Encore frissonnante de ses jeux et de ses rires, elle s’abandonnait. Guillaume sentait son bras tiède presser le sien. A ce moment, il comprit que cette femme lui appartenait, qu’il y avait en elle, sous l’implacable énergie du cerveau, un cœur faible ayant des besoins de caresses. Quand elle levait les yeux vers lui, elle le regardait avec une humilité tendre, avec des sourires humides. Elle se faisait souple, coquette ; elle avait l’air de quêter l’amour du jeune homme comme une pauvre honteuse. La fatigue, les voluptés des ombrages, le réveil de sa jeunesse, le lieu sauvage qu’elle traversait, tout mettait dans son être une émotion amoureuse, une de ces langueurs des sens qui font tomber aux bras d’un homme les femmes les plus fières.

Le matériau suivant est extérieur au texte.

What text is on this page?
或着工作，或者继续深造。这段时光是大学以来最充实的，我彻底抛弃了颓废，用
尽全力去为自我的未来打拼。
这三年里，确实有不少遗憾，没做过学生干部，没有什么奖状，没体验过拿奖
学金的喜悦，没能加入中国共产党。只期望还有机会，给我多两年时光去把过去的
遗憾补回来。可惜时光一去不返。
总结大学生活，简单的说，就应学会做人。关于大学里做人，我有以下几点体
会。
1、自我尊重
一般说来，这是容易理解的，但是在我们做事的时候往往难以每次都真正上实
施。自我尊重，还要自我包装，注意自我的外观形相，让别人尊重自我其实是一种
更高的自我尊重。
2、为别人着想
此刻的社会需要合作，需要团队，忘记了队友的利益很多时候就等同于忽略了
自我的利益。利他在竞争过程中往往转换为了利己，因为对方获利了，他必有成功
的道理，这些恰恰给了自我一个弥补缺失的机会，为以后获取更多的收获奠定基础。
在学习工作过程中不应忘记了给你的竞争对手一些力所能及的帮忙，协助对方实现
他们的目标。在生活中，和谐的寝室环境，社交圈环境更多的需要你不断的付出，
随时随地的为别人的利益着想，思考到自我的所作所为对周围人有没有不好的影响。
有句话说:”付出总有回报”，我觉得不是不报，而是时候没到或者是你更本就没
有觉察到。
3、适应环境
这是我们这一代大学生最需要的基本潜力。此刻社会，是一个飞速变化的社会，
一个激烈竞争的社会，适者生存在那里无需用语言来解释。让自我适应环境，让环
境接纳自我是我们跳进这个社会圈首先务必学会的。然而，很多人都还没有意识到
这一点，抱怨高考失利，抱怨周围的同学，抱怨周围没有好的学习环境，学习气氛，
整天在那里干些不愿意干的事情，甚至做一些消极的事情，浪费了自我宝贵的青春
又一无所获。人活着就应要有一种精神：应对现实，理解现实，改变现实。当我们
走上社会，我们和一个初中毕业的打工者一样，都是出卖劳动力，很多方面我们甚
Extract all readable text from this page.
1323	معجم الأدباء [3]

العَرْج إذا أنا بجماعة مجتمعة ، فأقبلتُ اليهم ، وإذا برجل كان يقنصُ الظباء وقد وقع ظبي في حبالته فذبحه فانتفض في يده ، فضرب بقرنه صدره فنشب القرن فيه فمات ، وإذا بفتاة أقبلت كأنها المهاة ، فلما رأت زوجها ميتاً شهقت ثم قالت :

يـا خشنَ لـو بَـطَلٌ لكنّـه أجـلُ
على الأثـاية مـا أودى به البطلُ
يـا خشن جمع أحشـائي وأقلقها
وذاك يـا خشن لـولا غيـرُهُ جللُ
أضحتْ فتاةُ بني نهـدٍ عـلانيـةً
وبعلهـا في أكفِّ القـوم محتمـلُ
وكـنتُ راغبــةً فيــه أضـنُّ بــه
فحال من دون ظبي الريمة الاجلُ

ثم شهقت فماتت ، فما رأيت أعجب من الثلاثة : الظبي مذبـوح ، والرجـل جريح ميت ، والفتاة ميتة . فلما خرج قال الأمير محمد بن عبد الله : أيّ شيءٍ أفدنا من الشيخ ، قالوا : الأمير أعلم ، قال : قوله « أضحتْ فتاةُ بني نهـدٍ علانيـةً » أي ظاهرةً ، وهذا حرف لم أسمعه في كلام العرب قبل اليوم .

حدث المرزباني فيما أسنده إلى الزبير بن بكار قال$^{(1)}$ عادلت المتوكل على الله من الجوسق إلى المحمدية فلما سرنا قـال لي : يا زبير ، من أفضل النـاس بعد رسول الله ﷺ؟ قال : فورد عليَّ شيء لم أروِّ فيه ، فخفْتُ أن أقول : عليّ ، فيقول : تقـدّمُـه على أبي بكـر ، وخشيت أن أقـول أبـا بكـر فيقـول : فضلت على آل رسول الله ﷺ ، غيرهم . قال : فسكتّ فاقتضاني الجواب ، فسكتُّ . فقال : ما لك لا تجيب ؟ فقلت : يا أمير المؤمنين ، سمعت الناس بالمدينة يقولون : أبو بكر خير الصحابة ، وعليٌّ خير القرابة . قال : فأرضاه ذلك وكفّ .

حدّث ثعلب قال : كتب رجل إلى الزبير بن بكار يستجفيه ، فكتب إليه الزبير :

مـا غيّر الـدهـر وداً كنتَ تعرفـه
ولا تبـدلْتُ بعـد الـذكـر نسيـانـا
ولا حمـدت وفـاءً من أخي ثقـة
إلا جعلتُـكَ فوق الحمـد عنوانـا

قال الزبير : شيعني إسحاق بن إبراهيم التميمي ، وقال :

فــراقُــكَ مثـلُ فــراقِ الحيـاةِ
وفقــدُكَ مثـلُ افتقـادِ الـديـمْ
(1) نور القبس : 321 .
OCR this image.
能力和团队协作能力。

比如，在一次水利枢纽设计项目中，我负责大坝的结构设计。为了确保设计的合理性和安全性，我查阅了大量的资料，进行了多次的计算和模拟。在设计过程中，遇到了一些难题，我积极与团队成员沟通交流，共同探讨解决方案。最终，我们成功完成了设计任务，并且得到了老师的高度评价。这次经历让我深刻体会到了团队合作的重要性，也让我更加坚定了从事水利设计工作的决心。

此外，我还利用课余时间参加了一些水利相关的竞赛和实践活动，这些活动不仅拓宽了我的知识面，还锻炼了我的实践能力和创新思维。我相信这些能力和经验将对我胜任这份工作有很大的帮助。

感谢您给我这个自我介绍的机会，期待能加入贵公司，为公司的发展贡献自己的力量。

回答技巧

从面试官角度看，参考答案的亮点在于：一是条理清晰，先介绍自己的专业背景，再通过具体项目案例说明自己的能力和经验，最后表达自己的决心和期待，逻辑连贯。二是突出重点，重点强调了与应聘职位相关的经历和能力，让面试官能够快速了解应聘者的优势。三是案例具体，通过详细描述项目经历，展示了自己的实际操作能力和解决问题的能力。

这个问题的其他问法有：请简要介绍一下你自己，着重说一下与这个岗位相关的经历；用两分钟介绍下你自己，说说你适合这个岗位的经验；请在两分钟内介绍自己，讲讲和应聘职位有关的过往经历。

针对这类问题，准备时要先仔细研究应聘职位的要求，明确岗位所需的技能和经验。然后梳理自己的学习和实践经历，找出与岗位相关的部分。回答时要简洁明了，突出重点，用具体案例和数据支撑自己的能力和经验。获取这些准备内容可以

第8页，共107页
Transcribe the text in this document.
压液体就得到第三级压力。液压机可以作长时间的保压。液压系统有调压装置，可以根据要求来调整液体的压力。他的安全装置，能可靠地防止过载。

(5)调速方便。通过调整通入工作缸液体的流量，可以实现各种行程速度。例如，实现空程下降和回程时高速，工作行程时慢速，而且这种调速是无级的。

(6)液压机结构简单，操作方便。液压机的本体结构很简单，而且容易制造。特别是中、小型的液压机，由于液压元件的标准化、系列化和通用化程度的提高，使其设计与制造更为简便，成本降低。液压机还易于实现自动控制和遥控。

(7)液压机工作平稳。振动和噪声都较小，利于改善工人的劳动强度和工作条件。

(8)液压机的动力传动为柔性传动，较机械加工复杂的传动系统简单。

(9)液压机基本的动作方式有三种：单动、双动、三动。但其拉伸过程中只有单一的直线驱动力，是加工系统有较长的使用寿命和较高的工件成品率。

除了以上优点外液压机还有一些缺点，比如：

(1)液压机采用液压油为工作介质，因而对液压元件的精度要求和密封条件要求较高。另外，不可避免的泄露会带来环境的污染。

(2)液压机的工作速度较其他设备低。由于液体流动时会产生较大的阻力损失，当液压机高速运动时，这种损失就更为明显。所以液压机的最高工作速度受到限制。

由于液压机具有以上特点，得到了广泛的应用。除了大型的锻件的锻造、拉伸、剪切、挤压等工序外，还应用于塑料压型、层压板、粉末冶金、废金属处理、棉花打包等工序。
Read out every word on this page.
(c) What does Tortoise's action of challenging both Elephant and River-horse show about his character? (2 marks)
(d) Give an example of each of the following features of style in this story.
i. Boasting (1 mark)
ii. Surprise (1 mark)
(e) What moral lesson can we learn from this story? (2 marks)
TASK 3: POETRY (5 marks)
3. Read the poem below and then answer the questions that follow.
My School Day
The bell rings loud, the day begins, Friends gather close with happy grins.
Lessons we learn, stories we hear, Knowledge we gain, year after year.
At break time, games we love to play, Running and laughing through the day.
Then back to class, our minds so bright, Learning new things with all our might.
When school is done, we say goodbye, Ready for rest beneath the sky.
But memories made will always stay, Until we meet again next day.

Guillaume et Madeleine montaient à petits pas. Parfois le pied de la jeune femme glissait sur une pierre, et elle se retenait à l’épaule de son compagnon. C’était autant de caresses, ni l’un ni l’autre ne s’y trompait. Ils ne parlaient plus, ils se contentaient d’échanger des sourires. Ce langage leur suffisait pour traduire l’unique sentiment qui emplissait leur cœur. Le visage de Madeleine était adorable sous l’ombrelle ; il avait une pâleur tendre, avec des ombres d’un gris argenté ; autour de la bouche, des lueurs roses couraient, et, il y avait là, au coin des lèvres, du côté de Guillaume un petit réseau de veines bleuâtres d’une telle délicatesse qu’il prenait à ce dernier des envies folles de poser un baiser à cette place. Il était timide, il hésita jusqu’au haut de la montée. Là, en voyant tout d’un coup le plateau s’étendre devant eux, il sembla aux jeunes gens qu’ils n’étaient plus cachés. Bien que la campagne fût déserte, ils eurent peur de cette large étendue. Ils se séparèrent, inquiets, embarrassés de nouveau.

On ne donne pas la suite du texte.